Date of Award

Summer 6-4-2021

Degree Type

Dissertation

Degree Name

Doctor of Philosophy (PhD)

Department

Mathematics and Statistics

Abstract

Most tumors are complex ecosystems that emerge and evolve under robust

selective pressure from their microenvironment. Such a pressure promotes the diversification of both tumor cells and the tumor microenvironment, resulting in increased intratumoral heterogeneity (ITH) that enables aggressive disease progression leading to metastasis and resistance to treatment. Metastasis and the emergence of chemo-resistance are the two main reasons for cancer treatment failure.

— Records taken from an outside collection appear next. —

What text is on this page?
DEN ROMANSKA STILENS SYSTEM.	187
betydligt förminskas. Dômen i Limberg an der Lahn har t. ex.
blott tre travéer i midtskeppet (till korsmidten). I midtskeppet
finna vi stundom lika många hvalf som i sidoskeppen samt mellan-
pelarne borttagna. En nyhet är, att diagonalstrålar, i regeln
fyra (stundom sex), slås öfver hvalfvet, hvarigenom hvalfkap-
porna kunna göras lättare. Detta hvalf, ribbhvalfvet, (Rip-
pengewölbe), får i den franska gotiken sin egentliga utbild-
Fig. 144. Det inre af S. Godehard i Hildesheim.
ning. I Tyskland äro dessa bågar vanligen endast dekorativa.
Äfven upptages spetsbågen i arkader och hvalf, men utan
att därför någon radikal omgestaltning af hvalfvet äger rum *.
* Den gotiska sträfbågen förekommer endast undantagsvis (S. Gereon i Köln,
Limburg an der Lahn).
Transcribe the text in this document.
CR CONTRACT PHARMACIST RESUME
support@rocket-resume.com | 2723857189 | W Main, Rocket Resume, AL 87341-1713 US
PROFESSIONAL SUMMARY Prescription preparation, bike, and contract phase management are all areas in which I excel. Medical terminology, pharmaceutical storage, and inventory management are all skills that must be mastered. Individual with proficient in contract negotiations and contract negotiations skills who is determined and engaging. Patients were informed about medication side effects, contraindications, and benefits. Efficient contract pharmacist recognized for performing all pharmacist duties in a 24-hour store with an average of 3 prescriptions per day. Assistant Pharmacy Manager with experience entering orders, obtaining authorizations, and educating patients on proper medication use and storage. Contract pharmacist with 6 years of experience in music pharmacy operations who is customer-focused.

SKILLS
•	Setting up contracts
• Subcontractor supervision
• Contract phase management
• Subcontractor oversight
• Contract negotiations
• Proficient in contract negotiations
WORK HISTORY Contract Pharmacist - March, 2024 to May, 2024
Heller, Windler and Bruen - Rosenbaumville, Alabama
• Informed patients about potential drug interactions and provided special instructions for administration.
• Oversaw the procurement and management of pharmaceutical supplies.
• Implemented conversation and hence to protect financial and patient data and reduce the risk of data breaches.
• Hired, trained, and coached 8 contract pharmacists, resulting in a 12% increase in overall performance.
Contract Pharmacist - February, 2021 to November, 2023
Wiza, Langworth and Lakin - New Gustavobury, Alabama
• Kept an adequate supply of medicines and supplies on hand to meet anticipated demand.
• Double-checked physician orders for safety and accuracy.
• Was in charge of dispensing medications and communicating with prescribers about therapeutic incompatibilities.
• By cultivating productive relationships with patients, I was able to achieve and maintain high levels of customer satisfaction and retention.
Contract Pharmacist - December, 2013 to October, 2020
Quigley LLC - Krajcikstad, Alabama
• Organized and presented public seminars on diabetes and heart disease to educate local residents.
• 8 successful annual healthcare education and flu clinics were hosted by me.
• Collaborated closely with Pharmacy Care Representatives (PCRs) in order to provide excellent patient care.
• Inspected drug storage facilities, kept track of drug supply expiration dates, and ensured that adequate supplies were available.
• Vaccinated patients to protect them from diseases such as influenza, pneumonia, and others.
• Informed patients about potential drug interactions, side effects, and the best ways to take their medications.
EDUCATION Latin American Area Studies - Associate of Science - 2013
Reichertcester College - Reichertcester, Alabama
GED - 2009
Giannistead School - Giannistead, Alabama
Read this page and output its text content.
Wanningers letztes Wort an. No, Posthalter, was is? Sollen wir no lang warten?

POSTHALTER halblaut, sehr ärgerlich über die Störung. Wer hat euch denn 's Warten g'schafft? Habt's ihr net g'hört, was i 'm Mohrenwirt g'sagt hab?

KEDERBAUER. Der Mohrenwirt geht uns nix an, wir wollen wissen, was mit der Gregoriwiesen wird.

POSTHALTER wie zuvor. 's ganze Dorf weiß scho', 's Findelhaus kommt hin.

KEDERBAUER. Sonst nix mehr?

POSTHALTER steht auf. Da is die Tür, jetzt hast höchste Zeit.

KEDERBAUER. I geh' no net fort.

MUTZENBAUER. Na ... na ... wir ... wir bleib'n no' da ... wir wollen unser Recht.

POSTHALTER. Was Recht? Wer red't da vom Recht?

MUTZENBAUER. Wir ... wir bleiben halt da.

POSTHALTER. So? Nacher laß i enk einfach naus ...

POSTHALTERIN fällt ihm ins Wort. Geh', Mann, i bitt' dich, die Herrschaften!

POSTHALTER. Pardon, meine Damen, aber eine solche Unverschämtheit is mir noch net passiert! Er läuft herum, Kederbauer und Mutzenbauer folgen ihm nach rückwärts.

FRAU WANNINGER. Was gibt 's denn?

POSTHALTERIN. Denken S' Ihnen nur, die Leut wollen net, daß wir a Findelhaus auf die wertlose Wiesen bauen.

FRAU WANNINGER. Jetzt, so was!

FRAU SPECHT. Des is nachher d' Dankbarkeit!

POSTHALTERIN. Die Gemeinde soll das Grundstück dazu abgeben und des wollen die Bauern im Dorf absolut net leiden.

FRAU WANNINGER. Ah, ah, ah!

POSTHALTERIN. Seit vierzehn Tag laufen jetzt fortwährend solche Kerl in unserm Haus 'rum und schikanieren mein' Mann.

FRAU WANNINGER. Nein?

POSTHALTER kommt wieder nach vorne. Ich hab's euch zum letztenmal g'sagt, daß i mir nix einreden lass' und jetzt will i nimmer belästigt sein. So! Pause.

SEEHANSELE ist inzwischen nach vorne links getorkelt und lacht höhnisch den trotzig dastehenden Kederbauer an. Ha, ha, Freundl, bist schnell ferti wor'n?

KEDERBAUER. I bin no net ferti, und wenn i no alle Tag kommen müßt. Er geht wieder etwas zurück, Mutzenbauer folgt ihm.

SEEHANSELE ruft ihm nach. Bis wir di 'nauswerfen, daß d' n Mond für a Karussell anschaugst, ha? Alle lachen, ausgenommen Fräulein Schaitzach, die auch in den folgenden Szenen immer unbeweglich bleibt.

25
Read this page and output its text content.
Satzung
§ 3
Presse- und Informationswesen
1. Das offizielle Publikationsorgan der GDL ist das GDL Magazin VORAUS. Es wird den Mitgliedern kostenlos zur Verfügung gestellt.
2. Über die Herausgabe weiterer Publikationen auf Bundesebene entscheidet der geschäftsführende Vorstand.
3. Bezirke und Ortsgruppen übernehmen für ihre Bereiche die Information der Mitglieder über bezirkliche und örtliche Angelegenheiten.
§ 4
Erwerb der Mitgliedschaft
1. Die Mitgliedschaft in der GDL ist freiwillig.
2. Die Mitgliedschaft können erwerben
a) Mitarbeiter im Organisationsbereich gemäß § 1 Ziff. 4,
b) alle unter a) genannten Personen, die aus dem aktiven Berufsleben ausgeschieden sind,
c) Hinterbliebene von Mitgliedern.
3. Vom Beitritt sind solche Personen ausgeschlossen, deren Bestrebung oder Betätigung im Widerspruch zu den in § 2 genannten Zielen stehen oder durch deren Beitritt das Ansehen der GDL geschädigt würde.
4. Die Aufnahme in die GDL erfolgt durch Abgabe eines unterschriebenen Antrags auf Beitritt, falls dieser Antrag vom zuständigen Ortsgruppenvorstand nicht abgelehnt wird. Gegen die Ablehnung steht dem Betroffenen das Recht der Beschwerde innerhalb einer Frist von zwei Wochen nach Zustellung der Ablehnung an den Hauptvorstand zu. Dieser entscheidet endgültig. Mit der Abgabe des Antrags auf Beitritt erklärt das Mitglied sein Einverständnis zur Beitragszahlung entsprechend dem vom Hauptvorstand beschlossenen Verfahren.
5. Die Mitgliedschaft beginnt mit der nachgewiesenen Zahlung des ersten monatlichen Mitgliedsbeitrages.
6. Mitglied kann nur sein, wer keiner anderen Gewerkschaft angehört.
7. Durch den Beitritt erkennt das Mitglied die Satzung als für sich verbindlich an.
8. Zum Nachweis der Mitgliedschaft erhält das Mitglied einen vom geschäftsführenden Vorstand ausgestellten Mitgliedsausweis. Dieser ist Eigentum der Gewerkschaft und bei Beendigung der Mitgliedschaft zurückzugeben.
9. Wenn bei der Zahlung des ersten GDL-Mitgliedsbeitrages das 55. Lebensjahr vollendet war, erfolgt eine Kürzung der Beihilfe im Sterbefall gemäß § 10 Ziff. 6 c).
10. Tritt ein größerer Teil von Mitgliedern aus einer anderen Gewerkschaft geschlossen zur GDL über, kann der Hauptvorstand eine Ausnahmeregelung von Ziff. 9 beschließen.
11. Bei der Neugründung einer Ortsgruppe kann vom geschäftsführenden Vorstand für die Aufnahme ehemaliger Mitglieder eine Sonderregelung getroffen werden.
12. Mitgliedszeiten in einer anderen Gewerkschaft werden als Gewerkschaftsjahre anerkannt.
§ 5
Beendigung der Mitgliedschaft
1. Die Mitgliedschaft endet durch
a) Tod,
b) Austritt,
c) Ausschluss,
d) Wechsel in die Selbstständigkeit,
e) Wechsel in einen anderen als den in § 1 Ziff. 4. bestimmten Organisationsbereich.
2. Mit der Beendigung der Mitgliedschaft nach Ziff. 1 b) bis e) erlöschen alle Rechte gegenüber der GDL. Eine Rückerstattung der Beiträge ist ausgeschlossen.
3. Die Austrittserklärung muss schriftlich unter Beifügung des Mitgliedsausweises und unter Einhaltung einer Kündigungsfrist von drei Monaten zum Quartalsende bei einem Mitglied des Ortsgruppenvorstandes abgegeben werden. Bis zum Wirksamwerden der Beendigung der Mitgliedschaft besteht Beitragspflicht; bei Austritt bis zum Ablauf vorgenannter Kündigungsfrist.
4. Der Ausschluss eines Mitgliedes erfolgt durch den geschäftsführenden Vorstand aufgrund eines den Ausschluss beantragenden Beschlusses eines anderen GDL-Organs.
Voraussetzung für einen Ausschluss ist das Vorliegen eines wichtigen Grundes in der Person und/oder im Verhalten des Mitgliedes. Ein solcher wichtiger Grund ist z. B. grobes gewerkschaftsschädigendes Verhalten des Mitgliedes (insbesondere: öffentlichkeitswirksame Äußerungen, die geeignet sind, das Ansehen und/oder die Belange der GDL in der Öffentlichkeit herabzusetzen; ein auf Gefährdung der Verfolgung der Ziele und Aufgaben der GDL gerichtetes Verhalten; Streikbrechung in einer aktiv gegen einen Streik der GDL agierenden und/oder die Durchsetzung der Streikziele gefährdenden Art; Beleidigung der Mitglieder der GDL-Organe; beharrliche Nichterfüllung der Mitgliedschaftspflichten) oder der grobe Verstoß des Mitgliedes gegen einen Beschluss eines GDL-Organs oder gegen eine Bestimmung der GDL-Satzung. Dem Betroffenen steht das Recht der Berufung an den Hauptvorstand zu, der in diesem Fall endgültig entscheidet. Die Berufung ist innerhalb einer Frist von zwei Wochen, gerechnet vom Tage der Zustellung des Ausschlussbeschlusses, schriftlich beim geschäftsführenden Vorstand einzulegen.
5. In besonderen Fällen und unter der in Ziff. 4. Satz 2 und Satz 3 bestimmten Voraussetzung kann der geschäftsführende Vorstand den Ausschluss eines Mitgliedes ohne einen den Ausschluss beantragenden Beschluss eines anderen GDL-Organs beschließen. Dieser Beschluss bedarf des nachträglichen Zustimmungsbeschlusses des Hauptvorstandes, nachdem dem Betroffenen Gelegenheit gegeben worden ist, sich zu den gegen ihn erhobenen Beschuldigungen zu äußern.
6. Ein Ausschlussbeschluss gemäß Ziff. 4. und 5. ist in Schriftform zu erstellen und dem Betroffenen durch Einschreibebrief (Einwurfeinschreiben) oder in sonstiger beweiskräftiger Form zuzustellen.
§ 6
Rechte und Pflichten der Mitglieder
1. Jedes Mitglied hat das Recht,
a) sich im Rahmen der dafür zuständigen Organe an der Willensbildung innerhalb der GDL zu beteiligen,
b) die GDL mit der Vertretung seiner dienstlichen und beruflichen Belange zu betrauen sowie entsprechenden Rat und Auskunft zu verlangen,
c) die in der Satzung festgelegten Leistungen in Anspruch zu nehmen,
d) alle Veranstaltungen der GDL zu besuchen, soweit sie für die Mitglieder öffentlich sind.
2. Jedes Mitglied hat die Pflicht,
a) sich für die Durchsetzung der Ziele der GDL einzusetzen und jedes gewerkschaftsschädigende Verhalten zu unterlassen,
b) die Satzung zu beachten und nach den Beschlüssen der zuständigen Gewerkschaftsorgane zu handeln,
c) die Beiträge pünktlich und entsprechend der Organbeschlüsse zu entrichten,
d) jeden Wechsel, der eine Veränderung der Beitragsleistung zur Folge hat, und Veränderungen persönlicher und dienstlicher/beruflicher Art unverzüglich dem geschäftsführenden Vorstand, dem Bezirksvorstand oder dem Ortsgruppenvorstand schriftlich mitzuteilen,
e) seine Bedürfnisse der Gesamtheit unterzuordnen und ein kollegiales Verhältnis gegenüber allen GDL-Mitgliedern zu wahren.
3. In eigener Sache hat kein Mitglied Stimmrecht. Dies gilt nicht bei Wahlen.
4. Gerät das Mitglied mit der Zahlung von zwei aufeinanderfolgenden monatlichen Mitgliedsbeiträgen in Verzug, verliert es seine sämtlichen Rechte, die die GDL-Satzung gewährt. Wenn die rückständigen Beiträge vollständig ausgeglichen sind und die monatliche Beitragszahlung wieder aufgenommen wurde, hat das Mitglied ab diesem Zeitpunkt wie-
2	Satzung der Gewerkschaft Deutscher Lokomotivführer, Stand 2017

In this work we focus on developing mathematical models to understand cancer evolution leading to metastasis and chemo-resistance with a special focus on the role of ITH. Our central goal is to understand the evolution of phenotypic heterogeneity as tumor cells

adaptation to various environments. We use a multiscale model to systematically study cancer metastasis and make connections to potential clinical implications for optimizing screening and treatment schedules. At the cell level, we use a cell-based model (the Cellular Potts Model or CPM) to simulate the collective cancer invasion. At the population level, we use continuous replicator dynamics to analyze the adaptation strategies of the tumor. This work reveals how the pairwise interactions between phenotypes within the tumor, together with the microenvironments, alter the dynamics of the tumor progression and change their responses to chemotherapy. The study will offer potential clinical prognosis information and treatment strategies for patients.